I miss albums. Not just my once-massive CD collection, but records. I miss their size. I miss holding a new acquisition, studying its cover, wondering who the other characters are (Actors? Friends of the artist? I’m thinking Kenny Rogers’ The Gambler, Billy Joel’s Turnstiles…storytelling albums). I miss staring at that image as the songs played through once, twice, twenty times, searching for nuance and familiarity in the colors, archetypes, composition, perspective, angle.
Because a new album wasn’t just about the music. It was about the entire aesthetic; it was a window into the heart, mind, and psyche of the band, the artist, the songwriter. From there, I could imagine what their book collection looked like, what their favorite color was, where their favorite morning walk would take place, whether they were a coffee/tea/or cocktail kind of person, whether they liked crowds or the relative silence of an instrumental friendship.
I miss that community. I miss the physical act of putting a record on a machine, the necessity of getting up, deliberately making the decision to replay a song, and the scratches that would accompany a well-loved track.

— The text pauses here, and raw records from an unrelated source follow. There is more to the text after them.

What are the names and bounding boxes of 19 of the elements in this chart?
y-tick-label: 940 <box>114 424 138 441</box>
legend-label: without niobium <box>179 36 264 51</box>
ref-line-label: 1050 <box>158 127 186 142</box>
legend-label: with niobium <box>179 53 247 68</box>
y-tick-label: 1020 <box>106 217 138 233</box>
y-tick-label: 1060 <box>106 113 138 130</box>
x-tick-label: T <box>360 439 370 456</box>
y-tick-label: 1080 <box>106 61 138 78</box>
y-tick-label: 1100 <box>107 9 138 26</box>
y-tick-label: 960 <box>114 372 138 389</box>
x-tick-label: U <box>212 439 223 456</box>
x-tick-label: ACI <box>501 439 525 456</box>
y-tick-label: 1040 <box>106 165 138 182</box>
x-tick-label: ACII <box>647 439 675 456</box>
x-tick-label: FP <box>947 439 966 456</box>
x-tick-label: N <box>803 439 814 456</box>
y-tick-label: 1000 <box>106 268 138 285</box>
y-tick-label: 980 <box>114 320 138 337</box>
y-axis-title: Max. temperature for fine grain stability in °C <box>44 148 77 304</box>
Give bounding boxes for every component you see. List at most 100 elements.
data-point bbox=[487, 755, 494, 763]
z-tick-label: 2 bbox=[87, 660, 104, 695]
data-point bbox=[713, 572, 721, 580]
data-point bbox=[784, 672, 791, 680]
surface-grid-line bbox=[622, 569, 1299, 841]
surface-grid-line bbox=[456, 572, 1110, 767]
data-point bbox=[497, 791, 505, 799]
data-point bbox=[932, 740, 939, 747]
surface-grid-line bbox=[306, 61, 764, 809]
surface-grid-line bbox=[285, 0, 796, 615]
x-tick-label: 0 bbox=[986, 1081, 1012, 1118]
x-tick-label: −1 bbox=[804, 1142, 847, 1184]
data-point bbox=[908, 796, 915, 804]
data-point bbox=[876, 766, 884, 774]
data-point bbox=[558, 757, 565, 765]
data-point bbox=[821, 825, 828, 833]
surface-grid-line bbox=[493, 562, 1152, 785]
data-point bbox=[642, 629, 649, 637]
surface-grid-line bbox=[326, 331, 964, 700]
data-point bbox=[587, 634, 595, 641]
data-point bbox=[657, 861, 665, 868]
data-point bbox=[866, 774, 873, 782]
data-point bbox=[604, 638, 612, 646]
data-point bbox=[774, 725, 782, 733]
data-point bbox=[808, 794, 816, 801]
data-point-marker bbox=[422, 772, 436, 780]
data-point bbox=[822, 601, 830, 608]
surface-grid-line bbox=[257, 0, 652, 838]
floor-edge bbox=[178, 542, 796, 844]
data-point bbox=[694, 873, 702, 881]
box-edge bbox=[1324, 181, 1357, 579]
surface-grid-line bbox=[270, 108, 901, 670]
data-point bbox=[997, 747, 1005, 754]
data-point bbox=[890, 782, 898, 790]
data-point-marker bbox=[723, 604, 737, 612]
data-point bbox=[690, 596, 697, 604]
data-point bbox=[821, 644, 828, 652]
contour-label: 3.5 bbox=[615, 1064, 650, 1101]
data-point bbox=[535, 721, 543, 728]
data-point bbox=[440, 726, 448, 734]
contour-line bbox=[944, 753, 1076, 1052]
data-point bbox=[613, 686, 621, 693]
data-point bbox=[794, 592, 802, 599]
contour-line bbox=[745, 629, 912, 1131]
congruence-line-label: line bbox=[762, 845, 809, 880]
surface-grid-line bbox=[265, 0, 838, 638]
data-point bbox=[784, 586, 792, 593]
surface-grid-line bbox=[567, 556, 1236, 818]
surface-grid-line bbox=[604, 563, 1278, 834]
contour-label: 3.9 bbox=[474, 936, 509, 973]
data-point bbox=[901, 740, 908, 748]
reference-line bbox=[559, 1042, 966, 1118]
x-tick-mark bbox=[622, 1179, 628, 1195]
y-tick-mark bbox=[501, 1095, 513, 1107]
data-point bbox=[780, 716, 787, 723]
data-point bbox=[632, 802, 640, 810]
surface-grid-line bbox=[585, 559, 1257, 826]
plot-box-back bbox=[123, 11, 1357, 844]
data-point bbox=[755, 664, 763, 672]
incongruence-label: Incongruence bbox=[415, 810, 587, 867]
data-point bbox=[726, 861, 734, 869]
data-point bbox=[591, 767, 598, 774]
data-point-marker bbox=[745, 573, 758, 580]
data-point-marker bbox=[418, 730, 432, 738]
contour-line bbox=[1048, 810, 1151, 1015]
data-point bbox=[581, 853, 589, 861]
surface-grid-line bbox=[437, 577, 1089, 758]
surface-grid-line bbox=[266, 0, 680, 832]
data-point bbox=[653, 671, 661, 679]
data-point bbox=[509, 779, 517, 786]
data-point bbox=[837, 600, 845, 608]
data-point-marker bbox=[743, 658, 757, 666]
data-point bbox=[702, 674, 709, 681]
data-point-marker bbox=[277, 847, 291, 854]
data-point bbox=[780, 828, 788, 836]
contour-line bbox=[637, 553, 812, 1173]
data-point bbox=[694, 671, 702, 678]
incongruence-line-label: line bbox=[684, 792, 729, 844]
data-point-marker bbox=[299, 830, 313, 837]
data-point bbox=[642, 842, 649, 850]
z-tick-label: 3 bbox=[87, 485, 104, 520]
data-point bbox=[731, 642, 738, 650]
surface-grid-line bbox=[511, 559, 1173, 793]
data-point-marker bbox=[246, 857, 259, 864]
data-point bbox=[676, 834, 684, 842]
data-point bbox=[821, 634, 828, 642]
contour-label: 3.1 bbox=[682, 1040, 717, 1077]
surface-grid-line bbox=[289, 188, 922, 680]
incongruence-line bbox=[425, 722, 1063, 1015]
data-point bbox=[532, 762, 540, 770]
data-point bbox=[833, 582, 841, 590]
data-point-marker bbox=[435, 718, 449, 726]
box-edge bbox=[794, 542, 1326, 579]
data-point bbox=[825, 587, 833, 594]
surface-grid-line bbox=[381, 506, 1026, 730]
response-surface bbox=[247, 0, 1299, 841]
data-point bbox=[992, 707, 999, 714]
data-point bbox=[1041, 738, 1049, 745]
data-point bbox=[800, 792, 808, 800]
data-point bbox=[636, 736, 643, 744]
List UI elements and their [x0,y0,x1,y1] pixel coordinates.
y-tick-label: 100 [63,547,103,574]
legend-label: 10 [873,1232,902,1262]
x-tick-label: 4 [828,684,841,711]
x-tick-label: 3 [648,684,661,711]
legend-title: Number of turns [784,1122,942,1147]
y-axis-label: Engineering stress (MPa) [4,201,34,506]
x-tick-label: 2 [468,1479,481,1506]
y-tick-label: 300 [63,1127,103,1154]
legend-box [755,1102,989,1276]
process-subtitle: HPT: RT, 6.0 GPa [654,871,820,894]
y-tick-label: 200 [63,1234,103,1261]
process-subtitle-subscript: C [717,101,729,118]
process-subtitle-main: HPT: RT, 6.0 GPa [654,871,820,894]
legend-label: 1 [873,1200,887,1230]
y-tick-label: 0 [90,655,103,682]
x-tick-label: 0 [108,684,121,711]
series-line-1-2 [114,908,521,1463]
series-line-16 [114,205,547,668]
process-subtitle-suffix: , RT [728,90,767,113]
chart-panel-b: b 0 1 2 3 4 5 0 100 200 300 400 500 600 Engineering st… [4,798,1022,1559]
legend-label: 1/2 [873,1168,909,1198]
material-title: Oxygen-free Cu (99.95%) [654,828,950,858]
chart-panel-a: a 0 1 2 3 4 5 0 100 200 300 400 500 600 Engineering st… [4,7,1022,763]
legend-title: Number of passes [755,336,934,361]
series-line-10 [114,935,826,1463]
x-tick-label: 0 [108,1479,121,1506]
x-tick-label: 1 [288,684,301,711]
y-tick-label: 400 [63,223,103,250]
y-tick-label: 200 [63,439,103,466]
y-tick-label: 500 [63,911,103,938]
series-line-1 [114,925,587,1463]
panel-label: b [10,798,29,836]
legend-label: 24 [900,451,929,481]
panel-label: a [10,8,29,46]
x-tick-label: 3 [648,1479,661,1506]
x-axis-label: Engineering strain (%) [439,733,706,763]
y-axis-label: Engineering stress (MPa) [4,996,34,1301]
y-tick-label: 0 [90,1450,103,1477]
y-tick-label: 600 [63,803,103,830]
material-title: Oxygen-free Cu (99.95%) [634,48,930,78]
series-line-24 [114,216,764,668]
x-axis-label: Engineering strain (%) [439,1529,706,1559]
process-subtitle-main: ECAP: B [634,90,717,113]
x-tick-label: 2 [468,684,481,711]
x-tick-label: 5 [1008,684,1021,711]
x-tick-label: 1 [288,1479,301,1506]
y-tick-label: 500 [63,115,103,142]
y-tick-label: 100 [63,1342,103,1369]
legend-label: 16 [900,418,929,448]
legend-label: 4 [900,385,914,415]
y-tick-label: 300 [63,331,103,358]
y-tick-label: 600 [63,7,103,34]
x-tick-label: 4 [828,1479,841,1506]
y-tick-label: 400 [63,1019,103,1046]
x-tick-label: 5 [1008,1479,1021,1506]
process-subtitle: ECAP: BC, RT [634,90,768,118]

I miss the intimacy I felt opening a new album, finding a spot for it on the shelves—everything about it was just so…pleasing. Tactile. Non-plastic (in every sense of the word). It was real. It was, arguably, even more real than being there in person, and certainly more real than the digital alternatives.
So here we are. Again. And here I am. Again. Arguing for the tactile, for the old-fashioned, for the once-upon-the-time, for the nostalgic, for the life I never had but remember.